De rechtbank is van oordeel dat ook de oplegging van de maatregel op grond van artikel 38v Sr niet noodzakelijk is.
Alles afwegende acht de rechtbank een gevangenisstraf voor de duur van vierentwintig maanden waarvan twaalf maanden voorwaardelijk, met aftrek van de tijd die door verdachte in voorarrest is doorgebracht, passend en geboden. De rechtbank zal een proeftijd van drie jaren opleggen, met daaraan verbonden de voorwaarden die door de reclassering zijn geadviseerd. Deze proeftijd is langer dan die door de officier van justitie is gevorderd.

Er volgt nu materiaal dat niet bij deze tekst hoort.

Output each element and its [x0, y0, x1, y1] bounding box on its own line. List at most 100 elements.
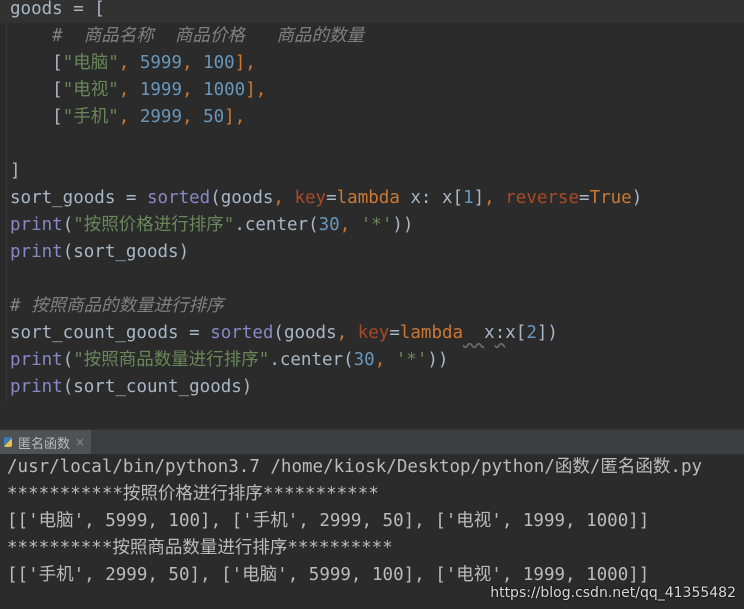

De rechtbank overweegt dat, gelet op het hoge recidiverisico op misdrijven die gericht zijn tegen of gevaar veroorzaken voor de onaantastbaarheid van het lichaam van anderen, wordt voldaan aan de voorwaarden van artikel 14e Sr om dadelijke uitvoerbaarheid van de bijzondere voorwaarden te bevelen. De rechtbank is van oordeel dat het bevelen van de dadelijke uitvoerbaarheid ook noodzakelijk is.